Di Paolo Rossi campione del mondo e Pallone d’Oro nel 1982 si è scritto tutto. “Pablito” appartiene alla memoria collettiva, e aggiungere un’altra voce al coro servirebbe a poco. Vogliamo raccontare quello arrivato a Verona quando i giorni di gloria erano già alle spalle
Per comprendere l’impatto dell’arrivo di Paolo Rossi a Verona occorre tornare al 1982, l’anno in cui l’Italia di Bearzot conquistò il mondo e l’immagine di “Pablito” entrò nella mitologia sportiva nazionale. La sua esplosione in Spagna trasformò un’intera generazione di ragazzi, che nel calcio vedevano un semplice passatempo, in tifosi appassionati. Era l’epoca in cui bastavano un cortile, due pietre per fare la porta e la fantasia di imitare le sue zampate in area.

Per il vero Rossi, però, gli anni successivi non furono semplici. Gli infortuni accumulati e il ruolo di centravanti – allora sinonimo di contrasti duri e marcature feroci – iniziarono a presentare il conto. Pur giovane, portava addosso i segni di una carriera vissuta ad altissima intensità.
Nell’estate 1986, quando il Verona annunciò il suo ingaggio, la piazza reagì con scetticismo: pesavano le esperienze precedenti con Vicenza, Juventus e Milan, maglie non certo amate in riva all’Adige.
L’ambiente cambiò tono solo quando Osvaldo Bagnoli, uomo di poche parole e giudizi accurati, spiegò che Rossi poteva offrire qualità in campo e, soprattutto, equilibrio nello spogliatoio. Le sue garanzie misero a tacere molti dubbi.

Rossi arrivò con un atteggiamento impeccabile. Si allenò con dedizione, accettò ogni ruolo richiesto, divenne un punto fermo nelle dinamiche del gruppo. Con i tifosi mantenne sempre un comportamento esemplare, fatto di sorrisi e disponibilità. In Coppa Italia il suo avvio fu incoraggiante: due reti al Campobasso, una al Bari. In campionato, invece, la stagione fredda e i ritmi elevati gli crearono più difficoltà, pur continuando a offrire contributo tattico come seconda punta, rifinitore o esterno di sacrificio.

A fine stagione scelse di appendere le scarpe al chiodo. Chiuse con 20 presenze e 4 gol, tre dei quali su rigore. Ma ne rimane uno che, più degli altri, conservano i tifosi veronesi: la rete segnata al Torino il 18 gennaio 1987.

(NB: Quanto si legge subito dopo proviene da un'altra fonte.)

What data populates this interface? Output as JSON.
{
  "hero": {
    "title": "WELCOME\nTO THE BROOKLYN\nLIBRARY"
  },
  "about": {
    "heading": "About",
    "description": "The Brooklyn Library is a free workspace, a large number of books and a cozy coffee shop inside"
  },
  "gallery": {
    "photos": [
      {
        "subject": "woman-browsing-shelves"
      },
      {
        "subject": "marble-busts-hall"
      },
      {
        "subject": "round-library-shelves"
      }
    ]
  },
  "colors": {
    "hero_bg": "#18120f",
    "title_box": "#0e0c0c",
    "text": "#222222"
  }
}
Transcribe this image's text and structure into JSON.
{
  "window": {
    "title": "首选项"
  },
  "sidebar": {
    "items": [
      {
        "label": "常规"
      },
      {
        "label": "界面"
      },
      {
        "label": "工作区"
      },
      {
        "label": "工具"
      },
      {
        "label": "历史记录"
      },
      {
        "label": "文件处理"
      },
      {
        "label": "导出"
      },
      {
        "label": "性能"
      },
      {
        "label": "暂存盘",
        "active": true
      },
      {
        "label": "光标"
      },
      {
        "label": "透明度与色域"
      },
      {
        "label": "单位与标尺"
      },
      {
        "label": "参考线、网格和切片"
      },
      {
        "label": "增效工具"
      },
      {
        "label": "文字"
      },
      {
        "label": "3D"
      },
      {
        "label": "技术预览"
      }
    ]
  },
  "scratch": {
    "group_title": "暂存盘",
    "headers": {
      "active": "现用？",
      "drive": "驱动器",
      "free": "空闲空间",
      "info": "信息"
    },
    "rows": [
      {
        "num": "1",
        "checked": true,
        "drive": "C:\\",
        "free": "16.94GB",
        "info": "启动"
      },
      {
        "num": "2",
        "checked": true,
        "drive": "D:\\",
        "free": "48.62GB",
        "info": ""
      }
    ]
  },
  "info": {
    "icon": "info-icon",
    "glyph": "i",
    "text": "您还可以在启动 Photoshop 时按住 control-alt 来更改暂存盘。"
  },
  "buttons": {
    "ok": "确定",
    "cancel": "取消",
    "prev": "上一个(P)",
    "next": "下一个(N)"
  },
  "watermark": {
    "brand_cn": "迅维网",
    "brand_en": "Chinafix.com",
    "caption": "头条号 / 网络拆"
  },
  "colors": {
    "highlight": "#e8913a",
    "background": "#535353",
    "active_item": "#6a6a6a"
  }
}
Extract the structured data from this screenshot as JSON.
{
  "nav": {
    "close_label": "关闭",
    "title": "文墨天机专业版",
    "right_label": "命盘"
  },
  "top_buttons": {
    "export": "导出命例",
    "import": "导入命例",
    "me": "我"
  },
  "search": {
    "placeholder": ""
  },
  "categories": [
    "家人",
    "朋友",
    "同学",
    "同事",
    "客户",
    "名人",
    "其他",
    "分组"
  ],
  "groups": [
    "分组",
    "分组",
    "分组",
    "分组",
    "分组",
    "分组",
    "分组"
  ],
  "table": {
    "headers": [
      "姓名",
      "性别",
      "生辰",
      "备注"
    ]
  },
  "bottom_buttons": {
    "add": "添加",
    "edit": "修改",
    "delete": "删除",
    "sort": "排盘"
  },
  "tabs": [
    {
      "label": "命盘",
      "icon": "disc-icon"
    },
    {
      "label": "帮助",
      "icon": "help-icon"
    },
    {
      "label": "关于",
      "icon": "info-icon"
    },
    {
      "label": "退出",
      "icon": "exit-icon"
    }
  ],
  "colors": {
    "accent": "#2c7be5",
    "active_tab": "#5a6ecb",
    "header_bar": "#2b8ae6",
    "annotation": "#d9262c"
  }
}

Quel giorno il campo era pesante, intriso d’acqua e fango. All’87’, su un pallone crossato in area, Rossi anticipò tutti con uno stacco che riportava alla memoria i suoi giorni migliori. Non fu un gesto destinato alle antologie del calcio, eppure racchiudeva il suo spirito: intuizione, lettura del momento, scelta di tempo perfetta. Il Verona vinse 1-0 e quella fu la sua ultima rete su azione da professionista.
Un gol semplice, quasi intimo, che a Verona ha assunto il valore di un cimelio. L’ultimo bagliore di un campione che, lontano dai riflettori del Mundial, seppe regalare alla città un frammento prezioso della sua storia: un vero, ultimo lampo da “Pablito”.